The superstar returns with a confident, accomplished, sometimes left-field collection of pop bangers, proving that she’s not shy of experimentation
Ariana Grande is no stranger to flawless pop. Back when the masses were reluctant to give her the credit she was due, refusing to mention her name alongside her heavyweight contemporaries, the 25-year-old singer was churning out some of the most exciting and rich chart music in recent memory. Nobody ever framed her as an industry groundbreaker, but her last two albums, ‘My Everything’ and ‘Dangerous Woman’, proved she was creating sheer pop ecstasy – and her gold standard voice was spellbinding.
With a new chapter, though, comes change. Nearly 18 months after the bombing of her concert at Manchester Arena, an event that left Grande in a moment of professional and personal stasis, she’s returned with a stunning, sometimes left-field body of work. ‘Sweeter’, the Florida superstar’s fourth record, is dreamy, defiant and driven by hope.
There’s a telling audacity to the title track. Arriving midway through the album, ‘Sweetener’ sees Grande sing effervescently about “letting the sweetener in our hearts” to “bring that bitterness to a halt”, before she ushers in a trap breakdown thats sounds like Metro Boomin messing with The Little Mermaid soundtrack. That strange dichotomy is something that runs through her fourth LP; she flits constantly between icy, sparkling cloud-pop and hip-hop beats.
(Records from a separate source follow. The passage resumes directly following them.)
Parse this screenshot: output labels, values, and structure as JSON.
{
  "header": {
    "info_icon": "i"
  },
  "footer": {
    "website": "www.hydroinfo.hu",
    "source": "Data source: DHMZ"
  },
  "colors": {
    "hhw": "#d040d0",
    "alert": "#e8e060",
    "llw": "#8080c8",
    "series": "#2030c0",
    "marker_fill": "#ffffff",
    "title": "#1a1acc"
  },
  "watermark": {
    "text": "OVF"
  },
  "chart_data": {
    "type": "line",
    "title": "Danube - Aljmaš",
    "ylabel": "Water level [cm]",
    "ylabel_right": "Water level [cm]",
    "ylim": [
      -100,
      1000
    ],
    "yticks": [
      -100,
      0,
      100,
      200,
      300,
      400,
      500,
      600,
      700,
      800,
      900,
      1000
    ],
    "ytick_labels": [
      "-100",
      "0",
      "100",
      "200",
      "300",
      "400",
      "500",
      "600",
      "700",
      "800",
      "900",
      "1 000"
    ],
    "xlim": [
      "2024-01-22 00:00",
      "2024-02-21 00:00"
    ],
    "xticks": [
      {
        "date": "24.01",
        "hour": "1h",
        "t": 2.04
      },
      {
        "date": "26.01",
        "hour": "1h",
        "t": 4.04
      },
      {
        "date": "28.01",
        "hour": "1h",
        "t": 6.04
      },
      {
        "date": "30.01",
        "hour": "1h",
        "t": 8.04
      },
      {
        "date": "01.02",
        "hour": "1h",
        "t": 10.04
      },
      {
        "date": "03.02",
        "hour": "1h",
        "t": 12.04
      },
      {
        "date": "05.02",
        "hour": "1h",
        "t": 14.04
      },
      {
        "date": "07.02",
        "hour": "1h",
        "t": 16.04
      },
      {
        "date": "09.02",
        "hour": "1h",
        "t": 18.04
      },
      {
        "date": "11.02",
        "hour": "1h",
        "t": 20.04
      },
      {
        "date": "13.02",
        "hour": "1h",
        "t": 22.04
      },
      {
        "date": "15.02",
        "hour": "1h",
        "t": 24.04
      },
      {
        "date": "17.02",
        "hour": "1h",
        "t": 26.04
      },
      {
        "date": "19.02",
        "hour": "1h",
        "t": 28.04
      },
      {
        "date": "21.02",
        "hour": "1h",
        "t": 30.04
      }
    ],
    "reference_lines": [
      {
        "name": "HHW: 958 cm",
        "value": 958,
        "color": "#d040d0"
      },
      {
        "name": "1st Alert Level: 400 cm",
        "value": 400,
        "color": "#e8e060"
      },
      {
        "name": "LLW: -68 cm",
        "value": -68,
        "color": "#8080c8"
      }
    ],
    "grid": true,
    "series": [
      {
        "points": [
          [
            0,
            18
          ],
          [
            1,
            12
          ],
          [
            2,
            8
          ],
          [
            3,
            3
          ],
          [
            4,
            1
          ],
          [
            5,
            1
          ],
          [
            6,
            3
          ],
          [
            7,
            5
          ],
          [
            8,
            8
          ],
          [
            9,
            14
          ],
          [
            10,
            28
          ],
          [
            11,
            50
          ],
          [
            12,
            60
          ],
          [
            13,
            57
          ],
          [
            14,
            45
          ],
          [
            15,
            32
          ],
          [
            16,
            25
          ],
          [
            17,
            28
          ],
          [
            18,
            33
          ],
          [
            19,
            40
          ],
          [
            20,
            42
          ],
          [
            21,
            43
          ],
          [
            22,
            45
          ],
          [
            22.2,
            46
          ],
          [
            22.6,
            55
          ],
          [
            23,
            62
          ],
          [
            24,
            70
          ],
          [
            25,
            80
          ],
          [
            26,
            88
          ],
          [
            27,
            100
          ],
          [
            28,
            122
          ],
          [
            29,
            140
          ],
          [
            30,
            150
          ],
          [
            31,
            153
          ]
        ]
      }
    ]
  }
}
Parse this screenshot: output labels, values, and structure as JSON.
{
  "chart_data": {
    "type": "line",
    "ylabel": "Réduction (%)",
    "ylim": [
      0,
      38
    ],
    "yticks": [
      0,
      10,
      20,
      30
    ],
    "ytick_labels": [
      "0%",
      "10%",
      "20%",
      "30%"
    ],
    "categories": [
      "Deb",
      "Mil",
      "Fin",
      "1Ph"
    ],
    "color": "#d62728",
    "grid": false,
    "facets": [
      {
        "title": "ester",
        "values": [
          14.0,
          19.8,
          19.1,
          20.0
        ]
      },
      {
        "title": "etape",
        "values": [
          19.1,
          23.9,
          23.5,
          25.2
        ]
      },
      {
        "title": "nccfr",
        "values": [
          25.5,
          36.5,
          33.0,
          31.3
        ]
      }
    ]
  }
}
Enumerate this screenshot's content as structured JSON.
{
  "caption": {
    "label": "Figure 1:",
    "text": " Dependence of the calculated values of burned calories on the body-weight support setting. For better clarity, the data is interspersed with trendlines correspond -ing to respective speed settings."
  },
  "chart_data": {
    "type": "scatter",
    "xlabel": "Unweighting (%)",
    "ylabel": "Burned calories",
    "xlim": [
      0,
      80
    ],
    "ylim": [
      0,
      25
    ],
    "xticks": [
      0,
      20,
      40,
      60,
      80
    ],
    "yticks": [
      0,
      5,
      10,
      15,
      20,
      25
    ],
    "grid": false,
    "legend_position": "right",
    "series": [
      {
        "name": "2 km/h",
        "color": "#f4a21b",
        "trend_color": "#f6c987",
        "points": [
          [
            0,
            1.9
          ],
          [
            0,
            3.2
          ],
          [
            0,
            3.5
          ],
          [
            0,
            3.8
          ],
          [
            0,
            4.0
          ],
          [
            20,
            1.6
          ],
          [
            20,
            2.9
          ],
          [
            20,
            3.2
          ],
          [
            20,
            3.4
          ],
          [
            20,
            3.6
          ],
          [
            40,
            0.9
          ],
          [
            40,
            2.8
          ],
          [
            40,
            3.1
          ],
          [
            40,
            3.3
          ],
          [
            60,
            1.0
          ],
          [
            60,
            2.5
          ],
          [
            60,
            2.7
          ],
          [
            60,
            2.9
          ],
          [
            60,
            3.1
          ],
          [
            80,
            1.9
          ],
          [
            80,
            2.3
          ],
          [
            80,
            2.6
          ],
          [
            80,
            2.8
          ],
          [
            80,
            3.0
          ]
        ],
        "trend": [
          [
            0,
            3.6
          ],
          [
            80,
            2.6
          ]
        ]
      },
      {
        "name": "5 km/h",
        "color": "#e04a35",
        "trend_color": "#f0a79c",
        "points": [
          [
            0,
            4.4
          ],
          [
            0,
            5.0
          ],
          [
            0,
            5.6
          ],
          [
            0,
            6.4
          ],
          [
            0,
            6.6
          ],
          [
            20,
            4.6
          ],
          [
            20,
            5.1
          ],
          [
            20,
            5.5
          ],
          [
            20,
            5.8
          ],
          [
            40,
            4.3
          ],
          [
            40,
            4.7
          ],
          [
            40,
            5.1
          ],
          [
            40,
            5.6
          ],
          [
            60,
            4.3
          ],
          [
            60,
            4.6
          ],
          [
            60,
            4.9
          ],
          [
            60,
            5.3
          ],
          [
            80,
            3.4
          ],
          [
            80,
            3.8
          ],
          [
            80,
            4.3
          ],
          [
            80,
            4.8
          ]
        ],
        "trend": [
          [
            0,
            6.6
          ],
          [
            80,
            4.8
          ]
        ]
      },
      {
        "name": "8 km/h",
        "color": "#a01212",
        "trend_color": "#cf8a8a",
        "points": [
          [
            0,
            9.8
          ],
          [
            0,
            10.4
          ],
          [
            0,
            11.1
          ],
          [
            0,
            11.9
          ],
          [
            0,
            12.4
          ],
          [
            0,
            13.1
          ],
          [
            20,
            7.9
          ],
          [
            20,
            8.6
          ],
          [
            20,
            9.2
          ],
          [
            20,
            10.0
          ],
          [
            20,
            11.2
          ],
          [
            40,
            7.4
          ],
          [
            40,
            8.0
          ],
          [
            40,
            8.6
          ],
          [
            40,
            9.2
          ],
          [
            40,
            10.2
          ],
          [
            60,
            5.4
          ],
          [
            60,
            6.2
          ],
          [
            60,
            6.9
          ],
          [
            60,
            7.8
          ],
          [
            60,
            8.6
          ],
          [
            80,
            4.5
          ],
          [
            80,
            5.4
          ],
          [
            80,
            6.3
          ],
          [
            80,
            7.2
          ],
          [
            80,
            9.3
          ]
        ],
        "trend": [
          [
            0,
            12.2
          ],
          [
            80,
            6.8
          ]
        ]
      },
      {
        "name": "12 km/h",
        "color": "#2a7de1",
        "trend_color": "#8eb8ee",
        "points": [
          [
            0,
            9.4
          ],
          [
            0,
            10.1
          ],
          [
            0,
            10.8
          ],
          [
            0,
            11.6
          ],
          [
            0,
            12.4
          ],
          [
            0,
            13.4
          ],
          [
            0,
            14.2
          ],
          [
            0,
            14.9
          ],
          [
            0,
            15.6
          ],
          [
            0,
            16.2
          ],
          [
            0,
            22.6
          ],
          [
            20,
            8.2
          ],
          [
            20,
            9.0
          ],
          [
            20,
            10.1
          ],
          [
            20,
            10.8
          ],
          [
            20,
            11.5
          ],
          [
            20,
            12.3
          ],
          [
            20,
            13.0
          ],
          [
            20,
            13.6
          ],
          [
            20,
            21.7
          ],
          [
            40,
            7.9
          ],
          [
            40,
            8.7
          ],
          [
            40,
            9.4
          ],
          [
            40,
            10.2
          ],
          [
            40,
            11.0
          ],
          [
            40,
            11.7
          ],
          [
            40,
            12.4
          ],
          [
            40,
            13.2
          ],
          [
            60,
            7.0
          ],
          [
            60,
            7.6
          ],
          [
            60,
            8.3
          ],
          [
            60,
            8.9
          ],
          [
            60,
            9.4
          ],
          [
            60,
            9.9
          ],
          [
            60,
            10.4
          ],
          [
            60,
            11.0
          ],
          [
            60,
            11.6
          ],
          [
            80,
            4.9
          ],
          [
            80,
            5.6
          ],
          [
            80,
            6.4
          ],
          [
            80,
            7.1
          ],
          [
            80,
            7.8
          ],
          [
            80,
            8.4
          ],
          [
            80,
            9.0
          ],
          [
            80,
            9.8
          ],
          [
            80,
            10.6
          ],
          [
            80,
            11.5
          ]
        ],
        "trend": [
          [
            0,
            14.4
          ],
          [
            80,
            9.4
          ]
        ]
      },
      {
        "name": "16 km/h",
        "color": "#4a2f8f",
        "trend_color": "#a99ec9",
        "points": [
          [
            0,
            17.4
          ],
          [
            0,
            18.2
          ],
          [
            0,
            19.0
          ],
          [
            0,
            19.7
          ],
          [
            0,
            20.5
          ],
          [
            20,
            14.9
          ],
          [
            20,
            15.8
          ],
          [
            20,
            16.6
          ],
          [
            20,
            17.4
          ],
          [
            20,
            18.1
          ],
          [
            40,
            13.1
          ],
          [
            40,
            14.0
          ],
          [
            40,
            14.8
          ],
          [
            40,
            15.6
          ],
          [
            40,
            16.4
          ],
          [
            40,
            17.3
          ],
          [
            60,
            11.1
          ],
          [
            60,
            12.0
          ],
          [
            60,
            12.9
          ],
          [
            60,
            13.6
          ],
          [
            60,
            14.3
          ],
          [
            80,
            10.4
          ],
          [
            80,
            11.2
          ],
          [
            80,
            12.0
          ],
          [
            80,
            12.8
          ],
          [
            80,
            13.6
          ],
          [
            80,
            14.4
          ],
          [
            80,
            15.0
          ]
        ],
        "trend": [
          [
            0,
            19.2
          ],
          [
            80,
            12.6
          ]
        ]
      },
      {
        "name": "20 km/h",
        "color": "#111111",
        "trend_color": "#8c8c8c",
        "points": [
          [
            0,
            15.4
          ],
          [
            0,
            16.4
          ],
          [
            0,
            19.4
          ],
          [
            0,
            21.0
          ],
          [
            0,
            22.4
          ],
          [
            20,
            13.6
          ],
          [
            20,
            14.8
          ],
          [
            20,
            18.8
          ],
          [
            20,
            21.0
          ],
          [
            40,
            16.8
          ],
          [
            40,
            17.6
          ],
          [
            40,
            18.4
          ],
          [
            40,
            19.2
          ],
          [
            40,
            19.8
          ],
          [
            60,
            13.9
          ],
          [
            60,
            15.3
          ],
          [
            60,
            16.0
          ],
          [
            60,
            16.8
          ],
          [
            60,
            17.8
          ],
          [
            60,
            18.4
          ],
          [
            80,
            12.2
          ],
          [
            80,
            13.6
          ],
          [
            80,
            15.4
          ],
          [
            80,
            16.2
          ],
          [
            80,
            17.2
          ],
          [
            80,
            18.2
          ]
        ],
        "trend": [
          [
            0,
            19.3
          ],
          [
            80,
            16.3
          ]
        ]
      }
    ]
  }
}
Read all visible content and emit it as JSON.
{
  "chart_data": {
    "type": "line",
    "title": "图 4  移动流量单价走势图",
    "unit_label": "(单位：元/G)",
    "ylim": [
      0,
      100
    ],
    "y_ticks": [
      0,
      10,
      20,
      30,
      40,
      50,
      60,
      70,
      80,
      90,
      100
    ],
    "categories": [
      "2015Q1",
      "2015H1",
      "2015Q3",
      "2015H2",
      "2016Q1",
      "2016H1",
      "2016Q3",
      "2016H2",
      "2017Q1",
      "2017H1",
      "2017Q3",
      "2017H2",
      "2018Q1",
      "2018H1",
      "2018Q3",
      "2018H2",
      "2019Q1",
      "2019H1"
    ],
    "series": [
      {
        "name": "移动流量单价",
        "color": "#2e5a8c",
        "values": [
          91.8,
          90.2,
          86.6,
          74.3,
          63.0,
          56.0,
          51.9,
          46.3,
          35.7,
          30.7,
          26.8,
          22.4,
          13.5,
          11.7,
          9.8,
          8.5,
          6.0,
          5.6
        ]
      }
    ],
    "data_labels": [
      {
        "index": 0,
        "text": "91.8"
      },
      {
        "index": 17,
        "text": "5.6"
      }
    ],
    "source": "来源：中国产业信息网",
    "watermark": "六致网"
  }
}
‘Better off’, a low-key ode to former old lover, sounds like its been dusted in icing sugar – and then, out of nowhere, Grande proclaims that she wants to “put these topics to bed and go fuck on the roof”. ‘God is a Woman’ and the immaculate, Max Martin-produced ‘No Tears Left To Cry’ are exemplary pop songs (the latter perhaps the best of the year), but the record’s most muscular banger comes in the form of ‘Breathin’’. The track is a gigantic, synth-fuelled behemoth that addresses the realities of rebuilding yourself in the aftermath of trauma.
On Borderline, Grande’s voice floats airily over a sinister, jarring chord sequence, not unlike the kind of thing that might have provided the hook in a dark old rave track. Even a song as ostensibly frothy as Successful shifts and twists unexpectedly in a way that suggests someone behind it is conversant with the work of 70s soul’s more expansive melodists. The lyrics, meanwhile, stick fast to Grande’s aim of providing light relief – “it feels good to be so young and hot” – rather than dwelling on the horror of what happened in Manchester. The latter topic seems to be addressed only glancingly and tangentially over the course of Sweetener, in the title of No Tears Left to Cry, the refrain of The Light Is Coming (“… to give back everything the darkness stole”) and in Breathin’s depiction of the singer in the grip of a panic attack.